Aux côtés de Charles III, Trump proclame la victoire, et pourtant la guerre, larvée, continue
Il fallait sans doute tout le décorum d'une visite d'Etat du roi d'Angleterre aux Etats-Unis, les dorures, les uniformes amidonnés et la solennité de la Maison Blanche et du Congrès pour donner un peu de gravité à une déclaration qui, sur le fond, ressemble surtout à un exercice de prestidigitation politique. Aux côtés de Charles III, Donald Trump a affirmé que les États-Unis avaient « vaincu militairement » l’Iran. Rien de moins. Une victoire suffisamment éclatante et nette pour être annoncée devant les caméras du monde. Et pourtant, sitôt la formule prononcée, les faits se chargent de la contredire avec une brutalité presque gênante. Et ce n'est pas la première fois, car cette victoire sur l'Iran est un phénomène récurrent, déjà annoncé une bonne dizaine de fois par el même Donald Trump ; cela en devient un « running gag », un comique de répétition dirait-on en français.
Immédiatement, celui qui reçoit ces propos s'interroge...
Si l’Iran est vaincu, que reste-t-il à négocier, pourquoi tant d'efforts pour négocier, discuter, mettre en place des cessez-le-feu ? Le concept même de cessez-le-feu implique que toutes les parties en présence sont en mesure de reprendre le cours de la guerre... Passons.
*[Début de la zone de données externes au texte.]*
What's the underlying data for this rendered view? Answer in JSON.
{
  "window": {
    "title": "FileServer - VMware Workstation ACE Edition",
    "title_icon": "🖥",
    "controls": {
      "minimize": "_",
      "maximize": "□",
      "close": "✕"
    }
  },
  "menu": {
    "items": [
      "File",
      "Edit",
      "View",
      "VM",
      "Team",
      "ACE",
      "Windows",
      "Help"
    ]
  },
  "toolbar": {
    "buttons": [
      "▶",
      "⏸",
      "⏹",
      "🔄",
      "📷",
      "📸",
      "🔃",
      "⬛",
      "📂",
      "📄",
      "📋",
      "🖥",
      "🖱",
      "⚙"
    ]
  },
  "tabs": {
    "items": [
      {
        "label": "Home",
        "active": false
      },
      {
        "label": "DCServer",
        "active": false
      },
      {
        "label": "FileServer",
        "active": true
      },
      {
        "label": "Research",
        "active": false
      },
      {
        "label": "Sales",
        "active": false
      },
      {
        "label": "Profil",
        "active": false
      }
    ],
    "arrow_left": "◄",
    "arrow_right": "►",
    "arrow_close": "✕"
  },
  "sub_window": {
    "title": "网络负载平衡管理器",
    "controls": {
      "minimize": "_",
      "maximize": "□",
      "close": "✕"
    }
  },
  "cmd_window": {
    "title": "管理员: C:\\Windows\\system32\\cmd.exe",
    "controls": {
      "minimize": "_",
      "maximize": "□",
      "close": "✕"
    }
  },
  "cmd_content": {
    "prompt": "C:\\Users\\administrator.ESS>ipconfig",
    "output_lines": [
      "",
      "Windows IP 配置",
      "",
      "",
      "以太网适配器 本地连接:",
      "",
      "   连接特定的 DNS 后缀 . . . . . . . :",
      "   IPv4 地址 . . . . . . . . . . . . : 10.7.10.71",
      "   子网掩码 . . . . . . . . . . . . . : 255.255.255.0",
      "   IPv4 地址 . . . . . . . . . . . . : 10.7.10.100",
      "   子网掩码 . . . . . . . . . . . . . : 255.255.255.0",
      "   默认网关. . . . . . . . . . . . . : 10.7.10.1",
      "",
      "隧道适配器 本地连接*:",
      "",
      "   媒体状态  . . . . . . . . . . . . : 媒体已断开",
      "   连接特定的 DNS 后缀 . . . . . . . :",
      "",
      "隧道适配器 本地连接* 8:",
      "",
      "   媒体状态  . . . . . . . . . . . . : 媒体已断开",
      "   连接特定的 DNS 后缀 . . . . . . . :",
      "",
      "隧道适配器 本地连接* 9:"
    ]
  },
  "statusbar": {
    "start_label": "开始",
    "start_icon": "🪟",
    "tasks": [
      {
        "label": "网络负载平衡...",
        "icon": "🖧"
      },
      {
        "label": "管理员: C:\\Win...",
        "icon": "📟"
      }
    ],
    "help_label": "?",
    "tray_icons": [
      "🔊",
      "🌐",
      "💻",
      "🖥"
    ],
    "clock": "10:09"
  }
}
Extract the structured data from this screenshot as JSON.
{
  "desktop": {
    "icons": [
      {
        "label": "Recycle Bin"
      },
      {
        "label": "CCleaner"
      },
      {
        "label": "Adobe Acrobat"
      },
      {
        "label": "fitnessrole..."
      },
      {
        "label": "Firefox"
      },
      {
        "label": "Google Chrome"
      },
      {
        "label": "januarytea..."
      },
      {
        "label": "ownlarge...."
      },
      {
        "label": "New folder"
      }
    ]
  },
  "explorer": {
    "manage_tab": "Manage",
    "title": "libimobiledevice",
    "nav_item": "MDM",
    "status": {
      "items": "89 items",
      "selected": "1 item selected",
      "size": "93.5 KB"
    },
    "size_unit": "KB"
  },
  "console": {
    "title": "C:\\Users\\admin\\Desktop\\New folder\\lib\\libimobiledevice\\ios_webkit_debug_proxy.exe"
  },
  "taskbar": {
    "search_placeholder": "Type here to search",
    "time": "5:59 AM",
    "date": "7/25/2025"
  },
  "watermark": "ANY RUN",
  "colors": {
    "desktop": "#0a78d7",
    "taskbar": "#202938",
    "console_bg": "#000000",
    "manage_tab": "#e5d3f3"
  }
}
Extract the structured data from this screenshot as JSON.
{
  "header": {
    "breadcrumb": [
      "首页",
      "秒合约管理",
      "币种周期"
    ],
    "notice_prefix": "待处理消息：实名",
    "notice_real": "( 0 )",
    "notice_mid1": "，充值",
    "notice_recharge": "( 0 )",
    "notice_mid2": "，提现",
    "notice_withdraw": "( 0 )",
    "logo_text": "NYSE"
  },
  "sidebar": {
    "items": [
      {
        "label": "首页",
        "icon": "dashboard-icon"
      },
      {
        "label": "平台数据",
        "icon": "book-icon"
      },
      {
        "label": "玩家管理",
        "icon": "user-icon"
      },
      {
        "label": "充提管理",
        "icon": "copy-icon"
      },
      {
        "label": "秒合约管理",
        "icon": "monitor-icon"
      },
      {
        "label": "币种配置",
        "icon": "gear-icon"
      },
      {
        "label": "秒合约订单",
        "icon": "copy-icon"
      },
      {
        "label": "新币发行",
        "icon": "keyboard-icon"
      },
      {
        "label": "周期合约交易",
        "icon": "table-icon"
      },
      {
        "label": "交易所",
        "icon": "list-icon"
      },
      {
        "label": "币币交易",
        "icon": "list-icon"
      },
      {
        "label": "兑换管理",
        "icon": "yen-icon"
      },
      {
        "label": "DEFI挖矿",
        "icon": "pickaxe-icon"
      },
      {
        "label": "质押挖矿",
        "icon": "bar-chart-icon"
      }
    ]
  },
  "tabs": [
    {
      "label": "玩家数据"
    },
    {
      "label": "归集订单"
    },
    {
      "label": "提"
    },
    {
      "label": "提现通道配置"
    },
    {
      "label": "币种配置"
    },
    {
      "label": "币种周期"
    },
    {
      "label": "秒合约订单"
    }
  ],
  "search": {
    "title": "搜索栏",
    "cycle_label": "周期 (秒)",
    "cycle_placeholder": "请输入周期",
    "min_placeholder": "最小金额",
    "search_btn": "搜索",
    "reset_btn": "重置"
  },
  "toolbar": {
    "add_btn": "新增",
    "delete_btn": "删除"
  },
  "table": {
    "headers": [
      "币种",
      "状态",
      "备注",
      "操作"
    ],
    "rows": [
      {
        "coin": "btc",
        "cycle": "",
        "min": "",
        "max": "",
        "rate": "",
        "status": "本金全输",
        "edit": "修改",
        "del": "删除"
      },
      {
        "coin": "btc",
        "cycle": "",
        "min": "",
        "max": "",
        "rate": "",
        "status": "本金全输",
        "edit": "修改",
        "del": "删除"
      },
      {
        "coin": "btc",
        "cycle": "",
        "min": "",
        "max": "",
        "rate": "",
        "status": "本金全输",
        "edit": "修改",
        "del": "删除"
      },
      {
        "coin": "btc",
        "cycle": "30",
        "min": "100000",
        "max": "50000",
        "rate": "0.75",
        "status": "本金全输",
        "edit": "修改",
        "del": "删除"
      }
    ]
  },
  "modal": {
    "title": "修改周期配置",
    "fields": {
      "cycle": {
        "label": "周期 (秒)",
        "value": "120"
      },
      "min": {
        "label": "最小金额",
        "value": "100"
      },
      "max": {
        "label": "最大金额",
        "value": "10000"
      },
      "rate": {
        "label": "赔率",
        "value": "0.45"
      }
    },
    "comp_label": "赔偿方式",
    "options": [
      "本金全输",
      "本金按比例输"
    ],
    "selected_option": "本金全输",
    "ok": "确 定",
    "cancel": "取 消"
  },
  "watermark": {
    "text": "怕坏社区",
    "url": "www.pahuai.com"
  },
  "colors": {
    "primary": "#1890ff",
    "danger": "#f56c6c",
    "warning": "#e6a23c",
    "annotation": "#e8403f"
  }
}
Pourquoi le détroit d’Ormuz demeure-t-il perturbé, menaçant toujours l’approvisionnement énergétique mondial, l’approvisionnement en hélium et en aluminium, l’approvisionnement en engrais et en urée ? Puisque le nouvel objectif de guerre des Etats-Unis est la réouverture d'un détroit d'Ormuz – lequel était parfaitement ouvert le 27 février, la veille de ce conflit qui entre maintenant dans son troisième mois – la victoire impliquerait que les navires circulent. or, ce n'est pas le cas.
Pourquoi Washington exige-t-il encore de Téhéran qu’il remette ses 440 kilos d’uranium enrichi à 60 %, matière stratégique issue d’un programme nucléaire que Trump lui-même disait « oblitéré »... déjà en juin 2025 après l'opération militaire « Midnight Hammer » ?
Et surtout, pourquoi le régime iranien, censé vaciller sous le choc, est-il toujours en place ? La réalité est que le pouvoir en place en Iran semble même s'être renforcé et qu'il a gagné des points sur le plan géopolitique dans les pays du Sud Global.